The coin, one of the many forks from the first ever cryptocurrency Bitcoin (BTC), suffered from a malicious user’s double spending and 51 percent attacks.
Ed Iskra, Bitcoin Gold’s director of communications, announced:
“An unknown party with access to very large amounts of hashpower is trying to use 51% attacks to perform double spend attacks to steal money from exchanges.”
The attack lasted until May 18 with the account involved receiving a total of more than 388,000 BTG, or roughly around US$18.6 million.
While the malicious attempts seem to have stopped, followers of Bitcoin Gold are wary that the attacker still has the necessary hardware to control more than half of the network’s mining hashrate.
How to Double Spend
Double spending is an attempt to use the same coin in more than one transaction, in some ways similar to reprinting paper money.
Before the transaction, the buyer has the coin and the seller has the product. Then after transacting with one another, if the buyer double spends the coin, he retains the coin and gets the product while the seller receives a twin of the coin.
In the short run, the double spender has infinite wealth as he can get services without losing his coin. But as the number of transactions increases, the coin will eventually lose its value as the number of coins duplicated during the double spender’s transactions will cause inflation.
Hacking the Chain
While there are different ways to successfully double spend, this particular attacker used a massive amount of energy and resources to control the majority of the networks’ mining power.
User h4x3rotabm, in a forum discussion about the attack, provided a simple explanation of how the attacker double spent his BTG coins.
The attacker mined a private chain, using sufficient hashrate to produce a longer blockchain than the publicly mined blockchain. At the same time, the attacker sent his BTG coins to himself. That transaction was recorded as blocks in the private blockchain.
Simultaneously, the attacker sent the same BTG coins to a crypto exchange platform.
After the exchange verified the transaction, the attacker replaced his BTG coins for another crypto coins and then withdrew them. The transactions involving the exchange were recorded in the public blockchain.
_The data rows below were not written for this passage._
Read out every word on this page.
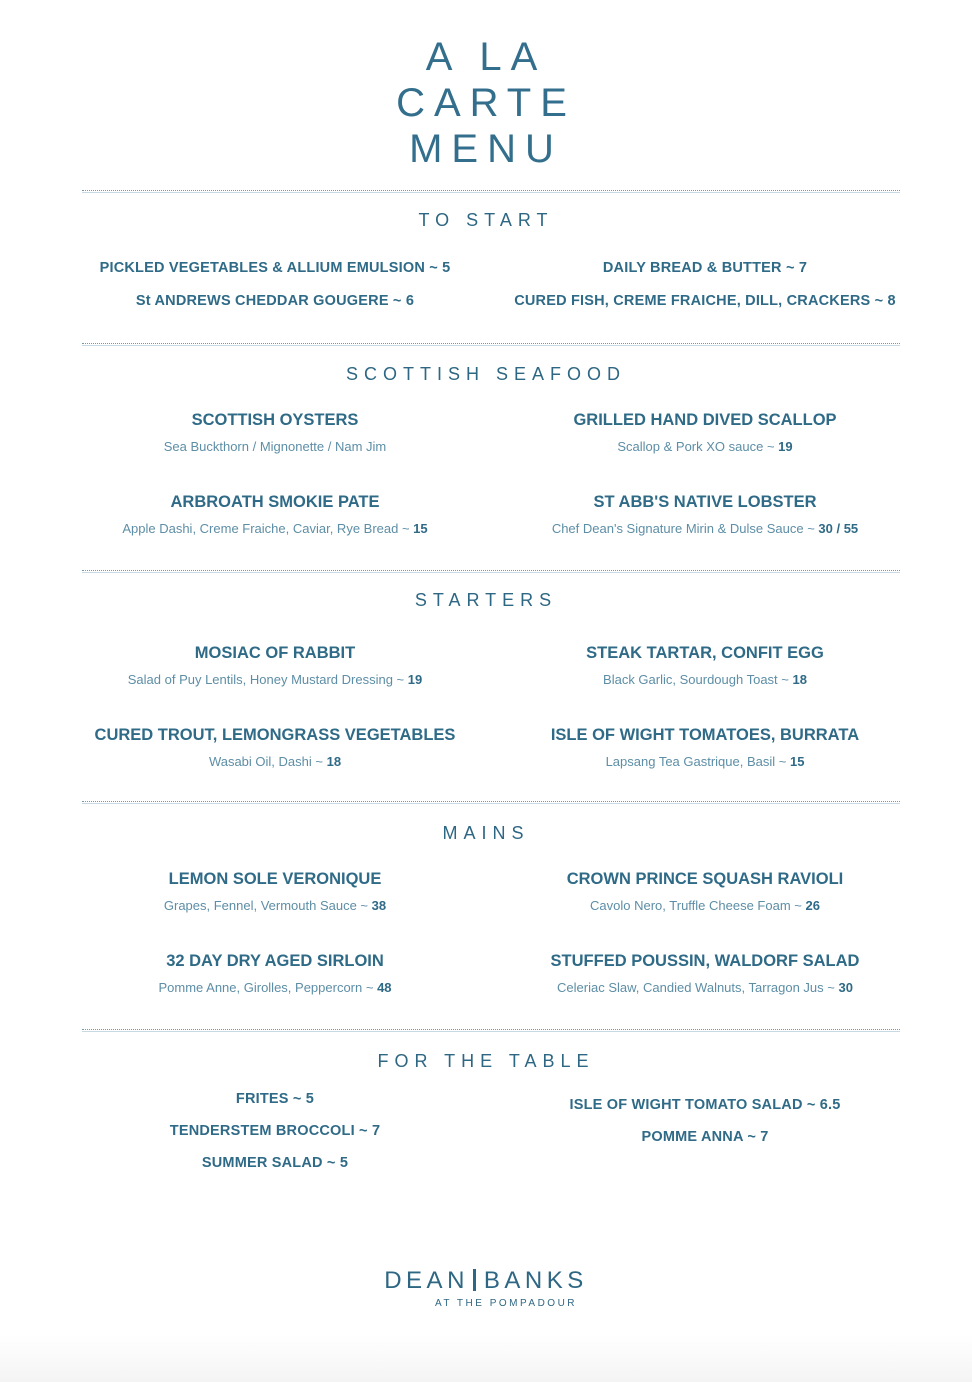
A LA
CARTE
MENU
TO START
PICKLED VEGETABLES & ALLIUM EMULSION ~ 5
St ANDREWS CHEDDAR GOUGERE ~ 6
DAILY BREAD & BUTTER ~ 7
CURED FISH, CREME FRAICHE, DILL, CRACKERS ~ 8
SCOTTISH SEAFOOD
SCOTTISH OYSTERS
Sea Buckthorn / Mignonette / Nam Jim
ARBROATH SMOKIE PATE
Apple Dashi, Creme Fraiche, Caviar, Rye Bread ~ 15
GRILLED HAND DIVED SCALLOP
Scallop & Pork XO sauce ~ 19
ST ABB'S NATIVE LOBSTER
Chef Dean's Signature Mirin & Dulse Sauce ~ 30 / 55
STARTERS
MOSIAC OF RABBIT
Salad of Puy Lentils, Honey Mustard Dressing ~ 19
CURED TROUT, LEMONGRASS VEGETABLES
Wasabi Oil, Dashi ~ 18
STEAK TARTAR, CONFIT EGG
Black Garlic, Sourdough Toast ~ 18
ISLE OF WIGHT TOMATOES, BURRATA
Lapsang Tea Gastrique, Basil ~ 15
MAINS
LEMON SOLE VERONIQUE
Grapes, Fennel, Vermouth Sauce ~ 38
32 DAY DRY AGED SIRLOIN
Pomme Anne, Girolles, Peppercorn ~ 48
CROWN PRINCE SQUASH RAVIOLI
Cavolo Nero, Truffle Cheese Foam ~ 26
STUFFED POUSSIN, WALDORF SALAD
Celeriac Slaw, Candied Walnuts, Tarragon Jus ~ 30
FOR THE TABLE
FRITES ~ 5
TENDERSTEM BROCCOLI ~ 7
SUMMER SALAD ~ 5
ISLE OF WIGHT TOMATO SALAD ~ 6.5
POMME ANNA ~ 7
DEAN BANKS
AT THE POMPADOUR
Then, he released the privately mined blockchain to the Bitcoin Gold network.
The common proof-of-work blockchain protocol, when comparing two sets of blocks, considers the longer one as the genuine set. The longer set of blocks has more proofs of work compared to the shorter set.
Since the attacker’s privately mined blocks were longer, they replaced the shorter existing blocks. The shorter blocks were then orphaned by the Bitcoin Gold blockchain.
User h4x3rotabm, developer for Bitcoin Gold, said:
“Because the private blockchain is longer than the public one, the existing blocks [were] reverted, and replaced by the privately mined blocks. The deposit to the Exchange never… happened, being replaced by the transaction to the attacker himself.”
After block replacement, the attacker now had the coins he originally held, the converted coins withdrawn from the exchange, and the coins earned from mining blocks.
The attacker repeated the process over again until exchanges were notified of the ongoing hack.
The Altcoin Anxiety
Bitcoin Gold was not the only crypto that suffered from successful hacks.
Privacy-focused cryptocurrency Verge (XVG) suffered two 51 percent attacks in the same number of months. After the first attack, Verge conducted an emergency hard fork to prevent a second attack to happen. Analysts criticized the upgrade as insignificant, even calling it a band-aid solution.
The fork obviously did not work, as someone managed to control majority of Verge’s mining power the second time around. Overall, the malicious miners got away with approximately 35 million XVG, or around US$2.8 million.
In theory, every blockchain is vulnerable to 51 percent attacks, as miners can just decide to gang up and control the network for themselves. But in practice, it is more difficult.
To control the majority networking power of a large blockchain network like Bitcoin’s would require unrealistic amounts of computing power and electricity. On the other hand, smaller blockchains like Bitcoin Gold are more vulnerable to be controlled as it would require fewer resources.
In theory, people will lose trust on a hacked system and that system’s value should go to the ground. But graphs from last week showed no conclusive signs as to whether the hack made a significant impact on Bitcoin Gold’s price, since other cryptocurrencies showed similar price movements. The altcoin, currently the 27th largest cryptocurrency based on market capitalization, is worth US$46.40 at the time of writing.